Anlässlich der Frühjahrskonferenz der Deutschen Agrarministerinnen und Minister des Bundes und der Bundesländer (AMK) welche vom 18. – 20.03.2026 im bayrischen Bad Reichenhall stattfindet, fordert die Arbeitsgemeinschaft bäuerliche Landwirtschaft (AbL) e.V. in einem Brief agrarpolitische Entscheidungen für eine krisenfeste Landwirtschaft.
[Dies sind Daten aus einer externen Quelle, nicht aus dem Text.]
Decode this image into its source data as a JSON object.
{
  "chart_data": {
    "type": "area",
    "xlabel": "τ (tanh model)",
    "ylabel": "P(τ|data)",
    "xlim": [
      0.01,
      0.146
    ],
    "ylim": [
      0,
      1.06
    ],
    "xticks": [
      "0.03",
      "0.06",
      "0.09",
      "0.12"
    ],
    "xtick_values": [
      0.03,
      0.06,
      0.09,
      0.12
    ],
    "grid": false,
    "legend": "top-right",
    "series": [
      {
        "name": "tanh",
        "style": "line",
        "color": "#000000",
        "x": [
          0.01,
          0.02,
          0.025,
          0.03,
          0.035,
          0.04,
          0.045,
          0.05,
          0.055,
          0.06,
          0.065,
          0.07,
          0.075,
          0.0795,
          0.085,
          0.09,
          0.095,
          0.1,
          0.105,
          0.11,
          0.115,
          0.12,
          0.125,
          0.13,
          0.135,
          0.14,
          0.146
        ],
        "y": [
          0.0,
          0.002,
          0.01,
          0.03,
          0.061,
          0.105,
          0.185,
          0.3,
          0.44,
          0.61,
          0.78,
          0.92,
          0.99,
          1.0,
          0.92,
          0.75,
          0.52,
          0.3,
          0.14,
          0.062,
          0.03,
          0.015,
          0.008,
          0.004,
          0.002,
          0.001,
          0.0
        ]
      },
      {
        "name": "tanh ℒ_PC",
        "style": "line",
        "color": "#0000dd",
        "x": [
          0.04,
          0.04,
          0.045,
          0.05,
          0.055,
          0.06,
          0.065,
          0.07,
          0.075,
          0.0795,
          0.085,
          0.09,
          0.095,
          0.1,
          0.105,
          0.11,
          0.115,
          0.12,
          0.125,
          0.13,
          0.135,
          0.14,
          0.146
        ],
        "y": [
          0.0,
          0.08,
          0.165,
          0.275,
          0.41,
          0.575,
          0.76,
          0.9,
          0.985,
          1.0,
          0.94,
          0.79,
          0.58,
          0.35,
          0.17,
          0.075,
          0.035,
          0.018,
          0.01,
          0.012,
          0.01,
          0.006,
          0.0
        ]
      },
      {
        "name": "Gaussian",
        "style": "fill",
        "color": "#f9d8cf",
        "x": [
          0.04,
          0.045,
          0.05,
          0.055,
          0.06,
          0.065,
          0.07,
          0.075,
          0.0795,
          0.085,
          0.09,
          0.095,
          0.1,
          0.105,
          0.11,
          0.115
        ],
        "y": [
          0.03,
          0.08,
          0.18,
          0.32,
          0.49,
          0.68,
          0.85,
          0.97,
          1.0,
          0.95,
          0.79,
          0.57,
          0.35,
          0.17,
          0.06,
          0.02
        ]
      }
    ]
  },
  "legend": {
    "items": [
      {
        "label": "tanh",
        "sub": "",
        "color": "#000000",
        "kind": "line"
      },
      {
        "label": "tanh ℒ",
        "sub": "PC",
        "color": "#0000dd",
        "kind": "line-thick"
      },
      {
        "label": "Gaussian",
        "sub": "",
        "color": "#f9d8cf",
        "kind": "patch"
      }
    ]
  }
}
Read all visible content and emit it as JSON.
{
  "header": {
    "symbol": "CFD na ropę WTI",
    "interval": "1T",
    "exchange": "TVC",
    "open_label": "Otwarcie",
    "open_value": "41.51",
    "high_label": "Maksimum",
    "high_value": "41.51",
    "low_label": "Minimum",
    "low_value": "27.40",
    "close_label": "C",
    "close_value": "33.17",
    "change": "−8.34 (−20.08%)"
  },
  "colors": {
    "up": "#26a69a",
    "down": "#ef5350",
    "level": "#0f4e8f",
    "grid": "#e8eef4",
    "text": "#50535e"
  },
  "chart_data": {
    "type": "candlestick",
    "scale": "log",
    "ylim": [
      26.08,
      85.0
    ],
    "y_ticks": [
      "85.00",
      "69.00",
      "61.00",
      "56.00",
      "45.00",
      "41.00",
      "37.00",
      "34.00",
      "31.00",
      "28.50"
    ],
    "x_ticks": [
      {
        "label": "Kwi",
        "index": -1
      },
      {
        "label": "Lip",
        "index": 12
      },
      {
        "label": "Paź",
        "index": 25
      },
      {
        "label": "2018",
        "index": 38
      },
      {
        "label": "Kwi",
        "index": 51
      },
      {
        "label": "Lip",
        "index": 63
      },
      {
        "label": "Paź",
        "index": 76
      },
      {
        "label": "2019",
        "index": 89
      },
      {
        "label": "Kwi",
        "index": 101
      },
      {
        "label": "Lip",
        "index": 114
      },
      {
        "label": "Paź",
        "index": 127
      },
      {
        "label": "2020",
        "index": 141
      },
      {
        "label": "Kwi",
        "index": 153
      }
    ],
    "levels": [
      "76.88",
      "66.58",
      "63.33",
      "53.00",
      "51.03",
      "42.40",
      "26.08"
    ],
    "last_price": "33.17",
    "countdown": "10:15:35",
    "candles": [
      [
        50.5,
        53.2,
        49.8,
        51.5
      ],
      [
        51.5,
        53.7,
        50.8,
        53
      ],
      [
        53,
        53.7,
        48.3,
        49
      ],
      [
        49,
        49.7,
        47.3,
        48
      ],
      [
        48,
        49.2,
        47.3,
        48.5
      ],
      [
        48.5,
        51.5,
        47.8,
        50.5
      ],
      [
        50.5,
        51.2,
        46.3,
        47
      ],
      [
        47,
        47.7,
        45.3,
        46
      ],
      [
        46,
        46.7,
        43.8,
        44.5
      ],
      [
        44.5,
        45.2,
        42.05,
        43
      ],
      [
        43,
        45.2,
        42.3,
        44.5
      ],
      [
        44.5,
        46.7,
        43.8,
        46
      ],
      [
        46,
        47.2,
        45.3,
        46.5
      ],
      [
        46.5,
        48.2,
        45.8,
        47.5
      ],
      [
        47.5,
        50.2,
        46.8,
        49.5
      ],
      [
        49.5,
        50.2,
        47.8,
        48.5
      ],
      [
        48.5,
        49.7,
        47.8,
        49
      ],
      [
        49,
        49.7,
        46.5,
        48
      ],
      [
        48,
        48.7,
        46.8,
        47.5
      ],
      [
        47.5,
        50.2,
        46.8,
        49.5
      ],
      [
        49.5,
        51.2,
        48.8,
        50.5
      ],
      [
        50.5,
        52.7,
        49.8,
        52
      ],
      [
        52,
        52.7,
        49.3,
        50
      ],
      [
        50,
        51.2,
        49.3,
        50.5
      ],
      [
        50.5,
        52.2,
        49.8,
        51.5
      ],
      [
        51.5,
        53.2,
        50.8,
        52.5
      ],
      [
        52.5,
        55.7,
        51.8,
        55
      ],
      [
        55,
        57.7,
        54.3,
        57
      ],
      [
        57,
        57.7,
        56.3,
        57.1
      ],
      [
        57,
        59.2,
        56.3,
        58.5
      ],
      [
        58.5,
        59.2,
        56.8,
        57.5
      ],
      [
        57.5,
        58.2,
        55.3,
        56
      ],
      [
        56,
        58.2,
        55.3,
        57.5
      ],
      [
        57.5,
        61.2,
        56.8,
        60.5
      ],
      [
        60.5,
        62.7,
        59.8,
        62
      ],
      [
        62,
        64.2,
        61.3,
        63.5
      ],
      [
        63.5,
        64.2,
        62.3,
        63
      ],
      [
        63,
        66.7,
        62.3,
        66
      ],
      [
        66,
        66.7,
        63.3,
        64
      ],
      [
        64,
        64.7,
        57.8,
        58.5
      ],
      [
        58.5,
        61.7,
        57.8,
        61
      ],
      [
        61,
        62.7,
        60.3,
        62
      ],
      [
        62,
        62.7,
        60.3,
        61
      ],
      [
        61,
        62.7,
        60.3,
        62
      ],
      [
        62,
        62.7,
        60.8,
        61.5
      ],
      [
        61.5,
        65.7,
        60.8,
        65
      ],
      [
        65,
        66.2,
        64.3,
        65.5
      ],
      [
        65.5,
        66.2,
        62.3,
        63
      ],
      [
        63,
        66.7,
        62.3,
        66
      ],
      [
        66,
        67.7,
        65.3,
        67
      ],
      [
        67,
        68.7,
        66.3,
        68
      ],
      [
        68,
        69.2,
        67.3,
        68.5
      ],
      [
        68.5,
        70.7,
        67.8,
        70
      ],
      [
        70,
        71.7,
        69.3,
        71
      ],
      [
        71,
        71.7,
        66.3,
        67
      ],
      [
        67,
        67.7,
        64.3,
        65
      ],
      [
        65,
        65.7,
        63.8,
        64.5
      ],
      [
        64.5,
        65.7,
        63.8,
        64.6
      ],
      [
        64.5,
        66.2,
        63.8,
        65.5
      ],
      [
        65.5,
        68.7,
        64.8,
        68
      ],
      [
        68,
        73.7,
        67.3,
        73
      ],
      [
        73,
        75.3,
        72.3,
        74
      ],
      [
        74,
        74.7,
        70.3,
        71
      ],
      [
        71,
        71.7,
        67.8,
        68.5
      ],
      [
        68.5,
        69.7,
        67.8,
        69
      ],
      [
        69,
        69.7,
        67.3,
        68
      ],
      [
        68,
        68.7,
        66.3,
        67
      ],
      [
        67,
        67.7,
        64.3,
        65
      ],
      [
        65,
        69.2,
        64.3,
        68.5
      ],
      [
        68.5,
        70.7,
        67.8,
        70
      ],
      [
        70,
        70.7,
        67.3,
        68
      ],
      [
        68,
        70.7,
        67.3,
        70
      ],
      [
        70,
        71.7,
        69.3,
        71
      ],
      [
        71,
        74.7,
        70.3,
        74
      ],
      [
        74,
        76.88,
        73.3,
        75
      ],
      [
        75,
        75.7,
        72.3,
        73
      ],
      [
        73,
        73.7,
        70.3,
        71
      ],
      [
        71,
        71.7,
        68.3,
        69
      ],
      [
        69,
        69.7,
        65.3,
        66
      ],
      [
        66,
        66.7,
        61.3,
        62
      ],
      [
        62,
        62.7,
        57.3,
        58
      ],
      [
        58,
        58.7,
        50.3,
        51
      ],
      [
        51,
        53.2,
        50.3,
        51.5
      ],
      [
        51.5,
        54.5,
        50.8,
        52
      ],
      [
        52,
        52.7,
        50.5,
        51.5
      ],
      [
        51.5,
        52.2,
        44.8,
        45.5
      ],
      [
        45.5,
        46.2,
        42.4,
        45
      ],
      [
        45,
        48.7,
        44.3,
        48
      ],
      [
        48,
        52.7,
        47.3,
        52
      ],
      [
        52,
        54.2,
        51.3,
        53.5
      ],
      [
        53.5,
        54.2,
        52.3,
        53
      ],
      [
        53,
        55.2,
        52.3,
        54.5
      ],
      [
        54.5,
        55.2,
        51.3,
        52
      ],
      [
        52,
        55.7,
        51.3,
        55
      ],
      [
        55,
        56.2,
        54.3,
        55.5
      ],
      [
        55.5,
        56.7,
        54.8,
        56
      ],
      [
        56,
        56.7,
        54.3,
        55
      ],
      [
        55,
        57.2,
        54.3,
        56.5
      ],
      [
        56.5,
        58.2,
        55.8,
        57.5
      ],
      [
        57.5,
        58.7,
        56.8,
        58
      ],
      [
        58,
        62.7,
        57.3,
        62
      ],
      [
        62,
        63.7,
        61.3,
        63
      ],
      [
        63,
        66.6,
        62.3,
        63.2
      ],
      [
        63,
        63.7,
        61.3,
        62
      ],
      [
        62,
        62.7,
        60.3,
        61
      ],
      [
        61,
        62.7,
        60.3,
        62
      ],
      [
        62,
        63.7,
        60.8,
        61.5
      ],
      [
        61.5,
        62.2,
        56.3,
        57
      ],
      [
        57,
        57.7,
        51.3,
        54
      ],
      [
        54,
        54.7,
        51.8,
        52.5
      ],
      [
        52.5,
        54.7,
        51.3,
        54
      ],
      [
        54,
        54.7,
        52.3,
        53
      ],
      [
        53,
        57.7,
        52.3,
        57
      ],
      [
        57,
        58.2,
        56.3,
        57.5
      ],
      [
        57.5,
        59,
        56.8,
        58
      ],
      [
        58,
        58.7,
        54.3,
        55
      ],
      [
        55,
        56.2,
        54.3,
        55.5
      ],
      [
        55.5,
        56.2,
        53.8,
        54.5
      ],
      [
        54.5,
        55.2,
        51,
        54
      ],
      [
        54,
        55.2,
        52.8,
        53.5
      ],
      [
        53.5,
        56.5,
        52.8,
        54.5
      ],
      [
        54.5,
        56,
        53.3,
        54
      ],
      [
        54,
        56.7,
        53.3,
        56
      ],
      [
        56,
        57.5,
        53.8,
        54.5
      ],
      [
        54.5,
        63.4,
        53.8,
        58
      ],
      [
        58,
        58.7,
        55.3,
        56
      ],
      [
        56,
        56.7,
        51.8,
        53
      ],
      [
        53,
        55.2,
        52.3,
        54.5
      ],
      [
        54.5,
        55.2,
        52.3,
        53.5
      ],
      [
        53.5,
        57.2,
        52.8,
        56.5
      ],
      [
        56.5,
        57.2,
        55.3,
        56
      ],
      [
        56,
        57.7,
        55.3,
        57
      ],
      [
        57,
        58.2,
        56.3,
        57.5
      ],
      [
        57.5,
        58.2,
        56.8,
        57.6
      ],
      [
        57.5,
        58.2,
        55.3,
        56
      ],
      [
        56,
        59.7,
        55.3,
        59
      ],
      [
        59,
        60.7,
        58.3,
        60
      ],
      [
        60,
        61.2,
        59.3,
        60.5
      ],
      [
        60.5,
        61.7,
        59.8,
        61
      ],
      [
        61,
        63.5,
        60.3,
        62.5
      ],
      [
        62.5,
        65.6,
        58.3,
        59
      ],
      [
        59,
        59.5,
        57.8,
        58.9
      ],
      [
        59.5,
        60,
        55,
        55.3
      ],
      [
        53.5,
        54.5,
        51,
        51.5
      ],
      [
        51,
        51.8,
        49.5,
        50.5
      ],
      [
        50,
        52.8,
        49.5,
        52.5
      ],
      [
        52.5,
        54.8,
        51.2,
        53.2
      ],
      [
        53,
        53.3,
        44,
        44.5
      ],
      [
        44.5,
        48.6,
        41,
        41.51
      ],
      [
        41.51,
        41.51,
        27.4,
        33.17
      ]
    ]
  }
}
Aus Sicht der AbL ist eine bäuerliche Landwirtschaft mit vielen und vielfältigen landwirtschaftlichen Betrieben und möglichst regionalen Stoff- und Wirtschaftskreisläufen gerade in Zeiten großer globaler Verwerfungen ein wichtiger Garant für Sicherheit und Unabhängigkeit.

Die Bundesvorsitzende der AbL, Claudia Gerster, sieht die Agrarpolitik hierfür aber nicht auf dem richtigen Weg. „Die aktuelle Agrarpolitik in Deutschland und Europa ist fast vollständig alter Wein in neuen Schläuchen. Weder das jahrzehntelange Ausbezahlen pauschaler Flächenprämien noch die Exportorientierung haben sich für die Mehrzahl von uns Bäuerinnen und Bauern in der Vergangenheit wirtschaftlich bezahlt gemacht – im Gegenteil. Viele Betriebe mussten aufgeben. Und nun plant die EU auch noch die Zerstörung der für viele Bäuerinnen und Bauern so wichtigen gentechnikfreien Qualitätsmärkte. Mit der bäuerlichen Landwirtschaft gehen letztlich auch die gerade in Krisenzeiten so bedeutsamen regionalen Stoff- und Wirtschaftskreisläufe verloren. Dies schafft zusätzliche Abhängigkeit, die wir vermeiden müssen.“

In ihrem Brief kritisiert die AbL die sich erneut abzeichnenden Rückschritte innerhalb der laufenden Förderperiode der Gemeinsamen Agrarpolitik (GAP) der EU z.B. beim Schutz von Dauergrünland sowie in der GAP ab 2028. In der Düngepolitik pocht sie auf eine einzelbetriebliche Betrachtung der Nährstoffeffizienz, da nur so ein gerechtes System jenseits der Roten Gebiete etabliert werden kann. Sie fordert wirksame Schutz- und Koexistenzregelungen für alle neuen Gentechnik-Pflanzen, sowohl für konventionelle als auch ökologische Betriebe. Es braucht umfassende Verbote von Patenten auf sämtliche Pflanzen deren Produkte und genetische Informationen – unabhängig davon, ob konventionell oder mit neuer Gentechnik erzeugt. 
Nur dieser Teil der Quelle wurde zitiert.